Grenada, an island country in the Caribbean Sea, is known for its beautiful tourist attractions and flourishing spice trade. Unfortunately, poverty in Grenada affects almost one-third of its 107,000 residents.
The World Bank estimates that 32% of Grenada’s residents live below the poverty line. In addition, 13% of the population is considered “extremely poor.”
Dr. Elinor Garely of eTN notes that Grenada’s poorest residents are located in the rural regions of the country. She explains that this is due to inadequate access to the mainstream economy.
The mainstream economy is based on tourism and spice exportation, among other products. Grenada also depends on foreign aid. Without suitable access to the main cities and these economic opportunities, the rural communities suffer.
Youth in Grenada
Grenada’s demographic is quite young, with one-fourth of the population under the age of 14. The poverty in Grenada impacts youth most of all. In fact, Garely explains that 66.4% of the poor are under 24 years of age.
Due to a lack of birth control resources, there are high numbers of teen pregnancy, which often correlates to violence against children.
Physical and sexual abuse have emerged as the main issues facing the children of Grenada. More than one-third of children in Grenada have suffered from sexual violence. Women and children experience significant abuse due to the lack of laws against physical punishment.
Causes of Poverty in Grenada
Poverty in Grenada is linked to a number of different factors. With inadequate defenses against natural disasters, ineffective education and unprepared workers, poverty is “entrenched in the very fiber of the country.”
Natural disasters, such as hurricanes, frequently threaten the small island. The last two hurricanes occurred in 2004 and 2005. Hurricane Ivan hit first and devastated the majority of Grenadian homes. A year later, Hurricane Emily swept through the area, furthering the damage not yet repaired from Hurricane Ivan. However, significantly fewer lives were lost, as the Grenadian people took important precautions that had been neglected during Hurricane Ivan.
Education and unprepared workers are two other causes of poverty in Grenada, and they go hand in hand. Without proper education, the youth do not have the necessary skills to get jobs that offer livable pay. The jobs that are available, mainly agricultural, do not appeal to the youth because of “perceived instability, [the youths’] lack of interest in physical labor and very low wages,” according to Garely.

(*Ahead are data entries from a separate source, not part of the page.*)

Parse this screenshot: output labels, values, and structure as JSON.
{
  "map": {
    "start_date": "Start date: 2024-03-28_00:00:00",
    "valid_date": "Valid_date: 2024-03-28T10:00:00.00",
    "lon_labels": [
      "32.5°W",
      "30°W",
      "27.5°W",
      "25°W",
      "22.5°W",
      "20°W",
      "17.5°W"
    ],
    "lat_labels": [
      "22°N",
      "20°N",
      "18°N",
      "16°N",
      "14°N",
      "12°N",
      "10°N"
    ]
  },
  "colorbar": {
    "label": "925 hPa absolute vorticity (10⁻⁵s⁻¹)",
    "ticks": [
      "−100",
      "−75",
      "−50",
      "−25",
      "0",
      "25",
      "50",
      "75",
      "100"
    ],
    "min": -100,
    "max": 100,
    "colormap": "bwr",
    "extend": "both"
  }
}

It would be more beneficial for the Grenadian youth to work in the tourism sector, but, unfortunately, it requires skills that many residents lack.
Efforts to Reduce Poverty in Grenada
The government is making strides to alleviate many of the issues that stem from or cause poverty in Grenada.

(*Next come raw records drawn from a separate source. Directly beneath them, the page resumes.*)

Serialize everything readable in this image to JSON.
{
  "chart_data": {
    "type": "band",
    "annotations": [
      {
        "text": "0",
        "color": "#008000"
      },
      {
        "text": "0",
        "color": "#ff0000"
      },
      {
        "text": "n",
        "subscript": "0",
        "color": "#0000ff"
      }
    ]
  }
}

While it currently lacks enough funds to be effective, Grenada does have “a system to place orphans and children with domestic problems with other families.” In addition, laws are in place to protect girls from sexual assault. However, boys still remain vulnerable.
The country has taken important steps to defend against natural disasters. Creating a plan for natural disasters became a priority after the devastation of Hurricane Ivan and Hurricane Emily. The change was seen immediately in how the people of Grenada reacted differently to Hurricane Emily after experiencing Hurricane Ivan; “the rush contrasted with the attitude before Ivan, when Grenadians took few precautions.”
While Grenada is still improving its ability to defend against natural disasters and internal issues such as violence, it has wonderful potential.